暖を取れない茨の部屋に戻るのも悪化させるだけだと判断して、鈴悟は自分の自宅へと連れ帰った。
「りん……ご……?」
「もう大丈夫ですよ。お薬も貰ったし熱が下がれば、直ぐ楽になります」
首筋に両腕を回して縋り付いて来る茨が、ベッタリくっついて離れようとしない。
「あの、えと……いばらく……ん?」
「……ちょっとだけ、ごめん」
言葉が出ない鈴悟は、ただただコクコクと頷いて両手の置き場を失い、バカみたいに両手を広げて仰け反る。
茨の本意は分からないが、熱の高い茨の体からは雄の匂いが漂っている様で、病人相手に起き出してしまいそうな欲情を必死に堪えた。

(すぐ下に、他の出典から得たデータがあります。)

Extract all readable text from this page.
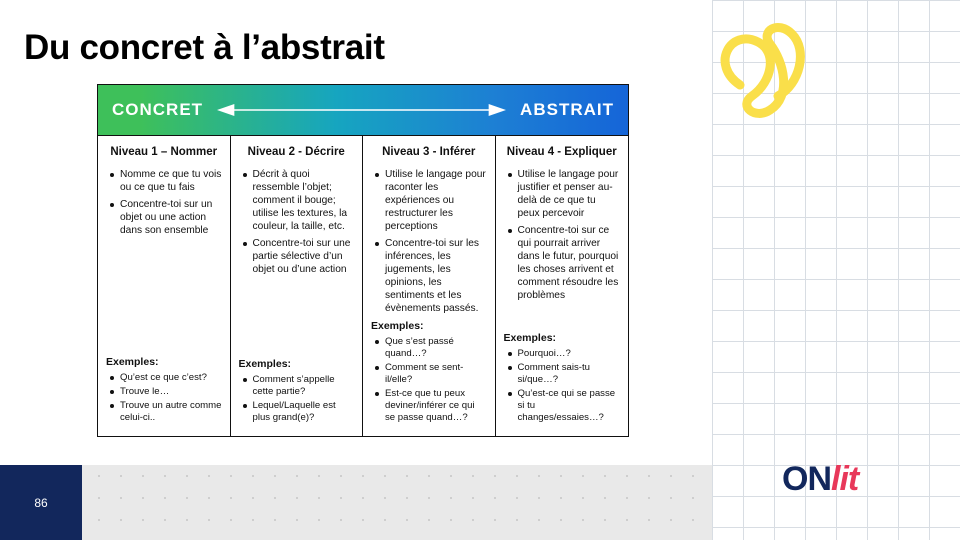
Du concret à l’abstrait
CONCRET	ABSTRAIT
Niveau 1 – Nommer
Nomme ce que tu vois ou ce que tu fais
Concentre-toi sur un objet ou une action dans son ensemble
Exemples:
Qu’est ce que c’est?
Trouve le…
Trouve un autre comme celui-ci..
Niveau 2 - Décrire
Décrit à quoi ressemble l’objet; comment il bouge; utilise les textures, la couleur, la taille, etc.
Concentre-toi sur une partie sélective d’un objet ou d’une action
Exemples:
Comment s’appelle cette partie?
Lequel/Laquelle est plus grand(e)?
Niveau 3 - Inférer
Utilise le langage pour raconter les expériences ou restructurer les perceptions
Concentre-toi sur les inférences, les jugements, les opinions, les sentiments et les évènements passés.
Exemples:
Que s’est passé quand…?
Comment se sent-il/elle?
Est-ce que tu peux deviner/inférer ce qui se passe quand…?
Niveau 4 - Expliquer
Utilise le langage pour justifier et penser au-delà de ce que tu peux percevoir
Concentre-toi sur ce qui pourrait arriver dans le futur, pourquoi les choses arrivent et comment résoudre les problèmes
Exemples:
Pourquoi…?
Comment sais-tu si/que…?
Qu’est-ce qui se passe si tu changes/essaies…?
86
ONlit
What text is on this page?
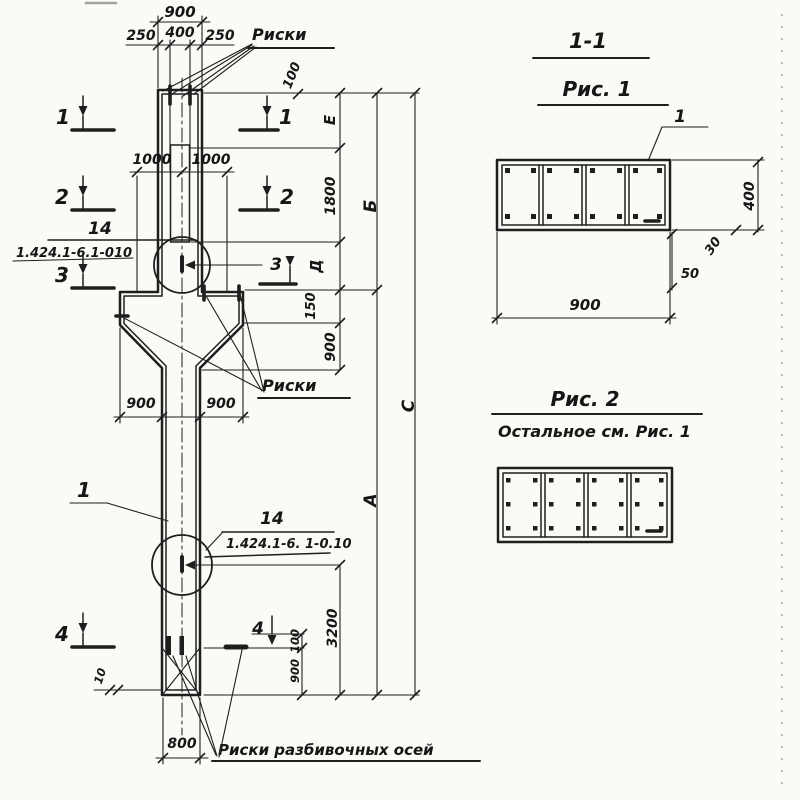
900
250 400 250 Риски
100
1000 1000
Е
1800
Д
150
900
Б
А
С
3200
100
900
900	900
Риски
10
800 Риски разбивочных осей
1	1
2	2
3	3
4	4
14
1.424.1-6.1-010
14
1.424.1-6. 1-0.10
1
1-1
Рис. 1
1
900
400
30
50
Рис. 2
Остальное см. Рис. 1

この歳まで童貞拗らせてきた鈴悟にとっては、この状況は刺激が強すぎる。
「あ、あ、あ、あ……のっ……いば、いばらっ……くんっ」
「心臓の音……すげぇ……」
「すす、す、すみませっ……」
緊張して手が震える。
泣きたい訳じゃないのに、動揺すると涙が溢れてしまう。
「ごめんな……お前、俺の事嫌いだろ……?」
「えっ!? きら、きら、嫌い? 嫌いって!?」
「俺はお前の事、好きだったよ。なのに、酷い事して傷つけて……ごめん」
思考回路が上手く働いていなかった。
好き? え、好き? 誰が? 誰を? え??? えぇえええっ!?
「だってお前、男が好きだって普通に言って来るんだもん……焦るだろ」
「ご、ごめ……ん。あ、あ、あの時、ま、まだ良く分かってなくて……」
「うん……そう言う、世間ズレしてる所も可愛いよな……」
「か、か、かわっ……!?」
「お前からはいつも甘い匂いがしてさ……。真白で、無垢で、汚れてない感じが凄く綺麗で……俺とは、違う……」
「…………? い、ばら……くん?」
茨は気を失った様に眠ってしまった。
熱が高いせいで、多分思考回路も朦朧としているのに違いない。
あの北園茨が自分を好きだなんて、二十年越しのジョークにしても酷過ぎる。